## Non-linear classification models

Run this notebook in Vertex Workbench. In this notebook, we will start from the same features as 
in the [logistic regression notebook](bqml_logistic.ipynb) but use non-linear machine learning methods.

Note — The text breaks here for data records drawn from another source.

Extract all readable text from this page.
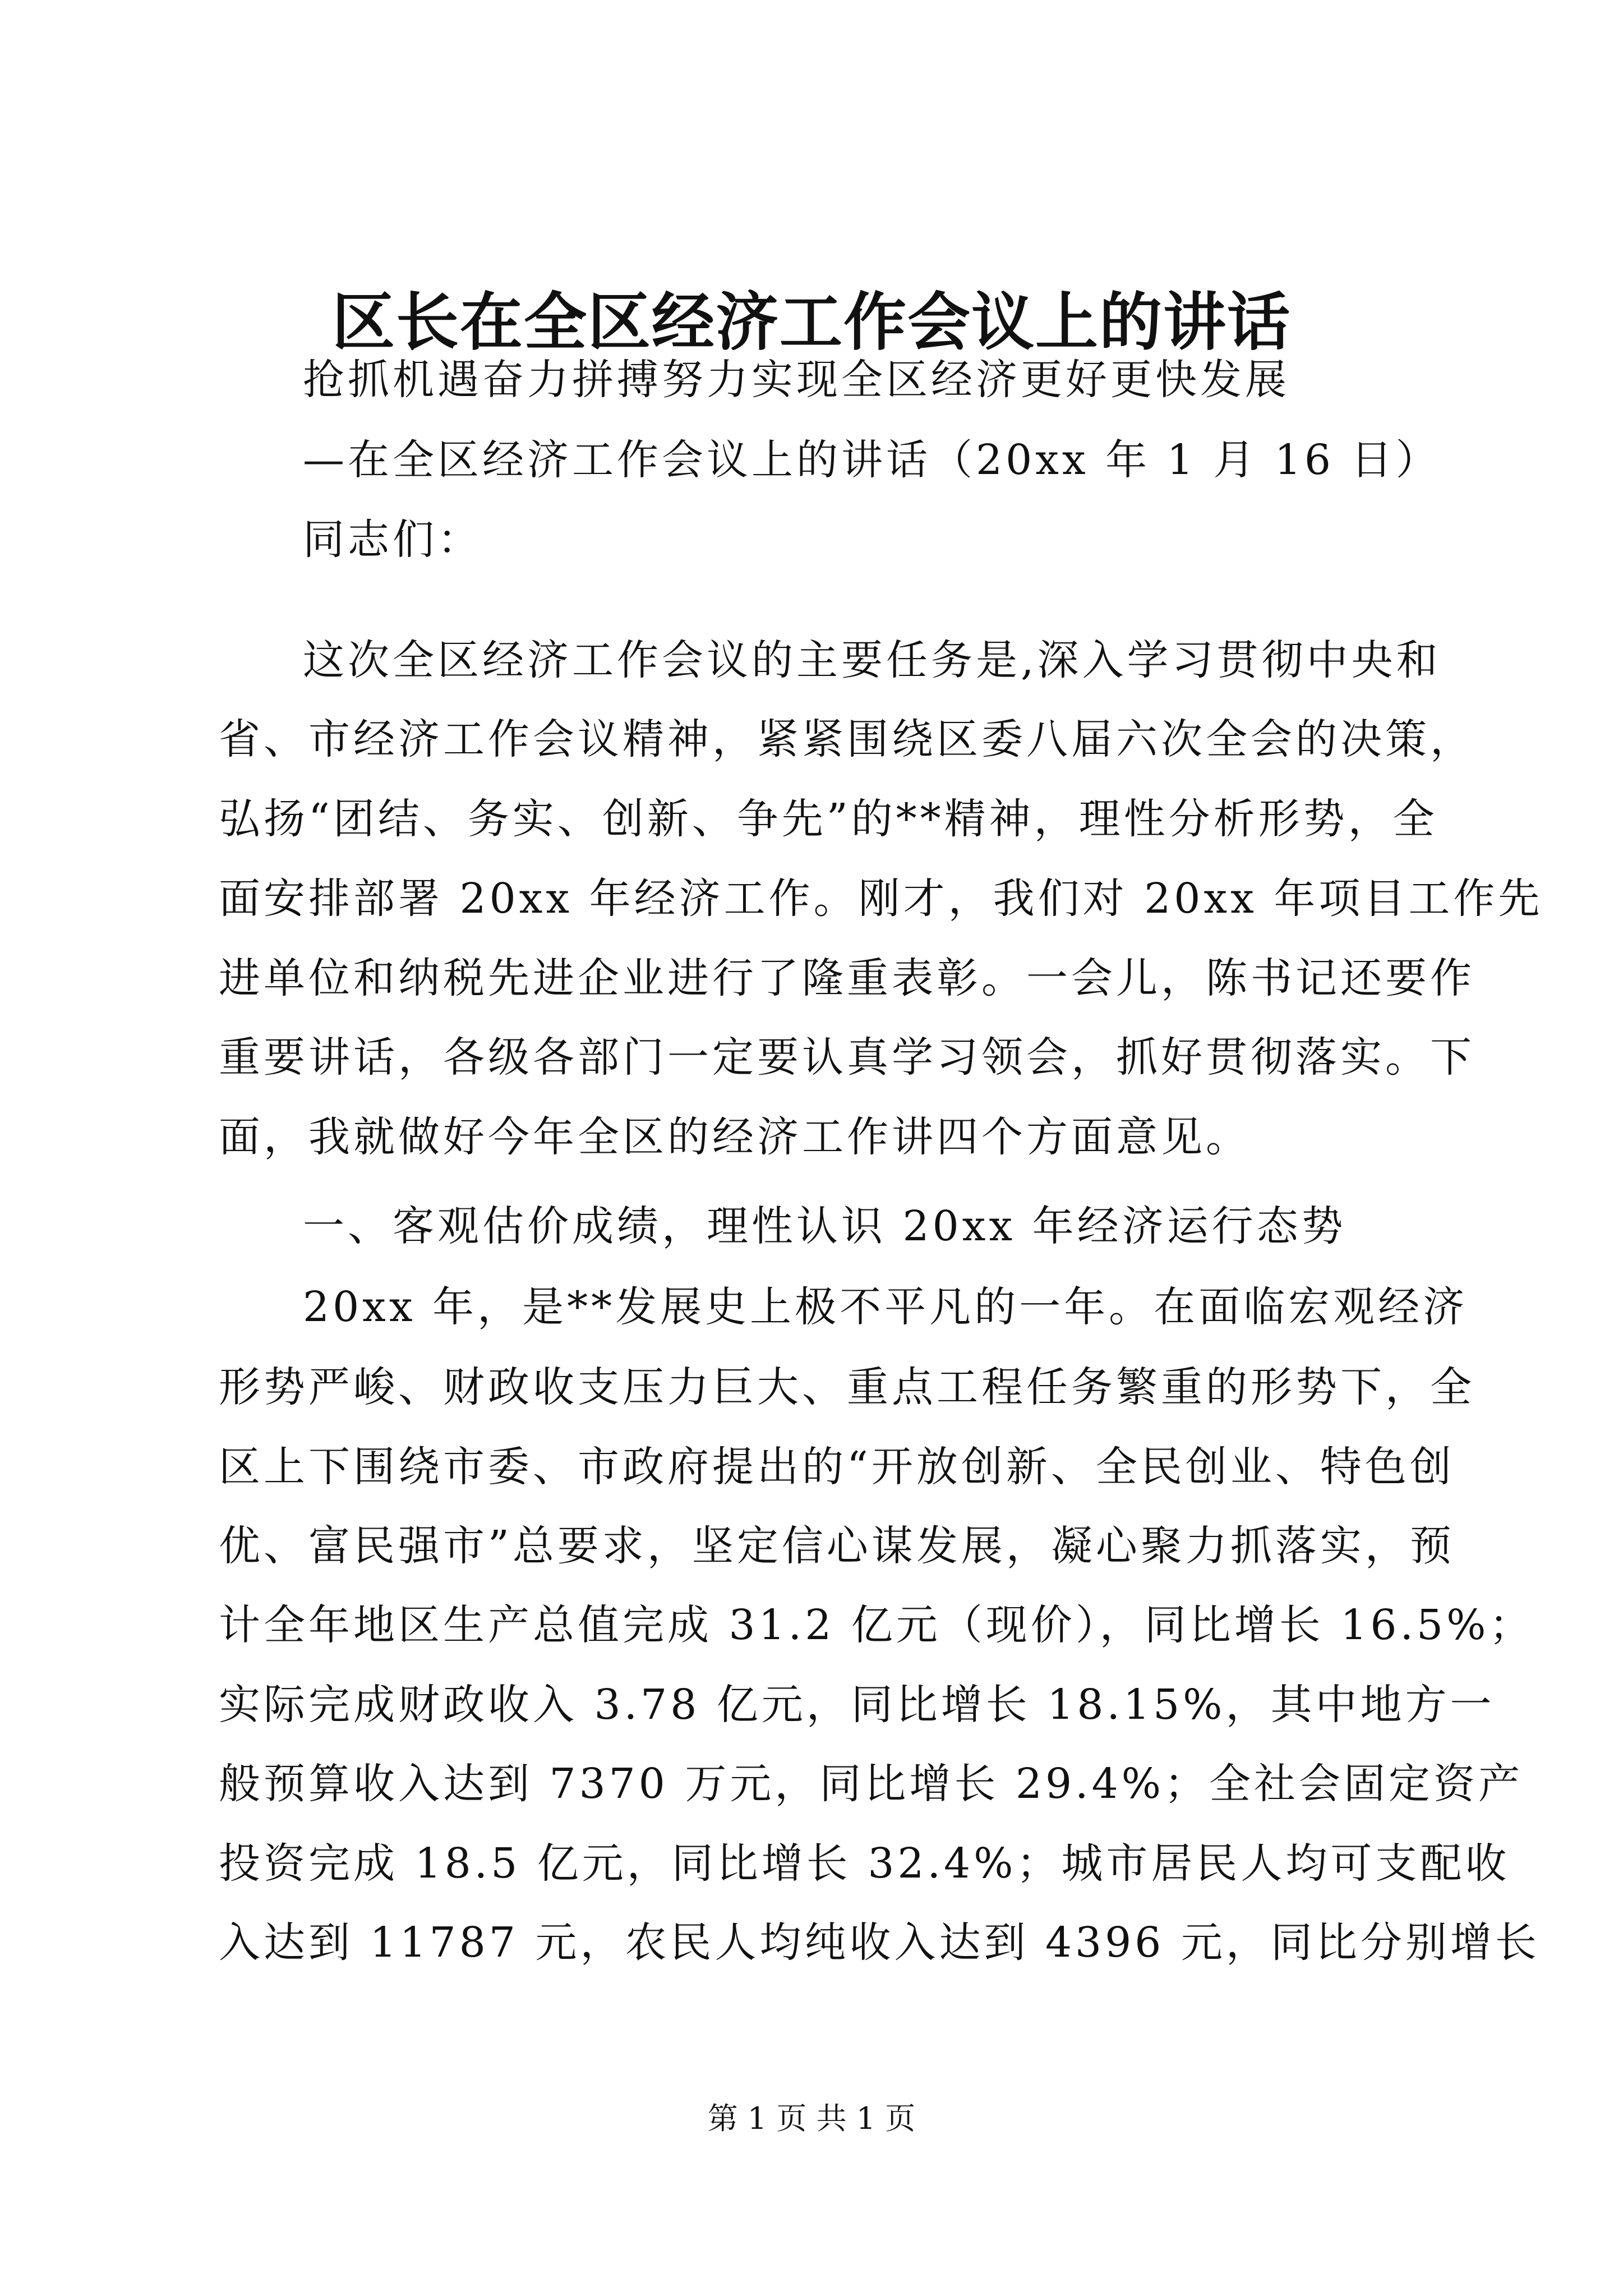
区长在全区经济工作会议上的讲话
抢抓机遇奋力拼搏努力实现全区经济更好更快发展
—在全区经济工作会议上的讲话（20xx 年 1 月 16 日）
同志们：
这次全区经济工作会议的主要任务是,深入学习贯彻中央和
省、市经济工作会议精神，紧紧围绕区委八届六次全会的决策，
弘扬“团结、务实、创新、争先”的**精神，理性分析形势，全
面安排部署 20xx 年经济工作。刚才，我们对 20xx 年项目工作先
进单位和纳税先进企业进行了隆重表彰。一会儿，陈书记还要作
重要讲话，各级各部门一定要认真学习领会，抓好贯彻落实。下
面，我就做好今年全区的经济工作讲四个方面意见。
一、客观估价成绩，理性认识 20xx 年经济运行态势
20xx 年，是**发展史上极不平凡的一年。在面临宏观经济
形势严峻、财政收支压力巨大、重点工程任务繁重的形势下，全
区上下围绕市委、市政府提出的“开放创新、全民创业、特色创
优、富民强市”总要求，坚定信心谋发展，凝心聚力抓落实，预
计全年地区生产总值完成 31.2 亿元（现价），同比增长 16.5%；
实际完成财政收入 3.78 亿元，同比增长 18.15%，其中地方一
般预算收入达到 7370 万元，同比增长 29.4%；全社会固定资产
投资完成 18.5 亿元，同比增长 32.4%；城市居民人均可支配收
入达到 11787 元，农民人均纯收入达到 4396 元，同比分别增长
第 1 页 共 1 页
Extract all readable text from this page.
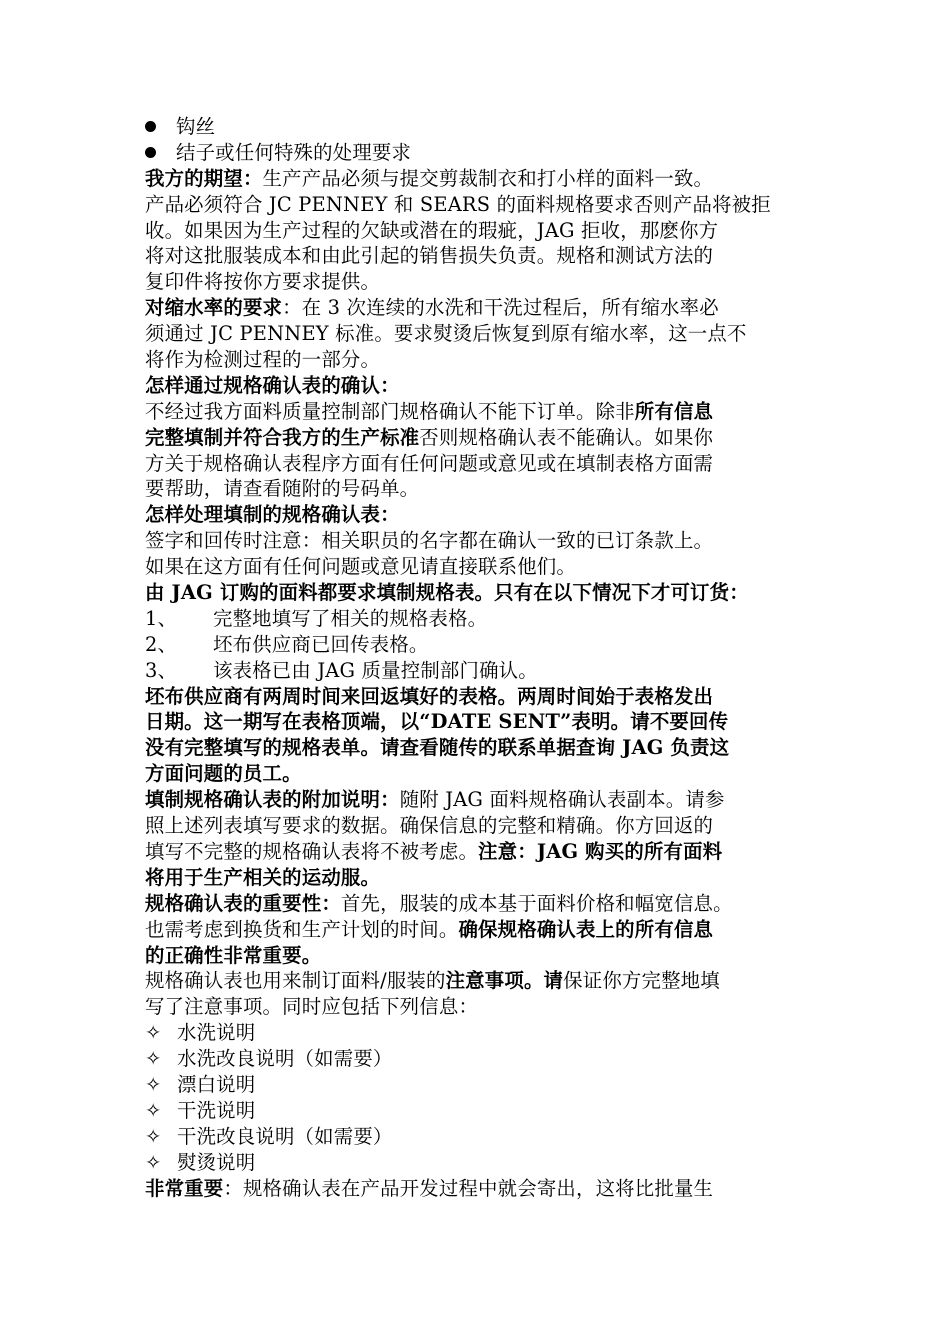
钩丝
结子或任何特殊的处理要求
我方的期望：生产产品必须与提交剪裁制衣和打小样的面料一致。
产品必须符合 JC PENNEY 和 SEARS 的面料规格要求否则产品将被拒
收。如果因为生产过程的欠缺或潜在的瑕疵，JAG 拒收，那麽你方
将对这批服装成本和由此引起的销售损失负责。规格和测试方法的
复印件将按你方要求提供。
对缩水率的要求：在 3 次连续的水洗和干洗过程后，所有缩水率必
须通过 JC PENNEY 标准。要求熨烫后恢复到原有缩水率，这一点不
将作为检测过程的一部分。
怎样通过规格确认表的确认：
不经过我方面料质量控制部门规格确认不能下订单。除非所有信息
完整填制并符合我方的生产标准否则规格确认表不能确认。如果你
方关于规格确认表程序方面有任何问题或意见或在填制表格方面需
要帮助，请查看随附的号码单。
怎样处理填制的规格确认表：
签字和回传时注意：相关职员的名字都在确认一致的已订条款上。
如果在这方面有任何问题或意见请直接联系他们。
由 JAG 订购的面料都要求填制规格表。只有在以下情况下才可订货：
1、 完整地填写了相关的规格表格。
2、 坯布供应商已回传表格。
3、 该表格已由 JAG 质量控制部门确认。
坯布供应商有两周时间来回返填好的表格。两周时间始于表格发出
日期。这一期写在表格顶端，以“DATE SENT”表明。请不要回传
没有完整填写的规格表单。请查看随传的联系单据查询 JAG 负责这
方面问题的员工。
填制规格确认表的附加说明：随附 JAG 面料规格确认表副本。请参
照上述列表填写要求的数据。确保信息的完整和精确。你方回返的
填写不完整的规格确认表将不被考虑。注意：JAG 购买的所有面料
将用于生产相关的运动服。
规格确认表的重要性：首先，服装的成本基于面料价格和幅宽信息。
也需考虑到换货和生产计划的时间。确保规格确认表上的所有信息
的正确性非常重要。
规格确认表也用来制订面料/服装的注意事项。请保证你方完整地填
写了注意事项。同时应包括下列信息：
✧ 水洗说明
✧ 水洗改良说明（如需要）
✧ 漂白说明
✧ 干洗说明
✧ 干洗改良说明（如需要）
✧ 熨烫说明
非常重要：规格确认表在产品开发过程中就会寄出，这将比批量生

The models in this notebook will take longer to train than the linear models.


## xgboost

xgboost is usually a very good model for structured data. It's a good next step after logistic regression.
This will take ~10 minutes.

In [None]:
%%bigquery
CREATE OR REPLACE MODEL dsongcp.arr_delay_airports_xgboost
OPTIONS(input_label_cols=['ontime'], 
        model_type='boosted_tree_classifier',
        data_split_method='custom',
        data_split_col='is_eval_day')
AS

SELECT
  IF(arr_delay < 15, 'ontime', 'late') AS ontime,
  dep_delay,
  taxi_out,
  distance,
  origin,
  dest,
  IF(is_train_day = 'True', False, True) AS is_eval_day
FROM dsongcp.flights_tzcorr f
JOIN dsongcp.trainday t
ON f.FL_DATE = t.FL_DATE
WHERE
  f.CANCELLED = False AND 
  f.DIVERTED = False

Executing query with job ID: 9984af86-cf61-455d-8408-9a3f3b77b81e
Query executing: 183.61s

And evaluate this model as before

In [3]:
%%bigquery

WITH predictions AS (
SELECT 
  *
FROM ML.PREDICT(MODEL dsongcp.arr_delay_airports_xgboost,
                 (
SELECT
  IF(arr_delay < 15, 'ontime', 'late') AS ontime,
  dep_delay,
  taxi_out,
  distance,
  origin,
  dest,
  IF(is_train_day = 'True', False, True) AS is_eval_day
FROM dsongcp.flights_tzcorr f
JOIN dsongcp.trainday t
ON f.FL_DATE = t.FL_DATE
WHERE
  f.CANCELLED = False AND 
  f.DIVERTED = False AND
  t.is_train_day = 'False'
                 ),
                 STRUCT(0.7 AS threshold))),

stats AS (
SELECT 
  COUNTIF(ontime != 'ontime' AND ontime = predicted_ontime) AS correct_cancel
  , COUNTIF(predicted_ontime = 'ontime') AS total_noncancel
  , COUNTIF(ontime = 'ontime' AND ontime = predicted_ontime) AS correct_noncancel
  , COUNTIF(ontime != 'ontime') AS total_cancel
  , SQRT(SUM((IF(ontime = 'ontime', 1, 0) - p.prob) * (IF(ontime = 'ontime', 1, 0) - p.prob))/COUNT(*)) AS rmse
FROM predictions, UNNEST(predicted_ontime_probs) p
WHERE p.label = 'ontime'
)

SELECT
   correct_cancel / total_cancel AS correct_cancel
   , total_noncancel
   , correct_noncancel / total_noncancel AS correct_noncancel
   , total_cancel
   , rmse
FROM stats

Query complete after 0.00s: 100%|██████████| 3/3 [00:00<00:00, 1494.23query/s]                        
Downloading: 100%|██████████| 1/1 [00:01<00:00,  1.03s/rows]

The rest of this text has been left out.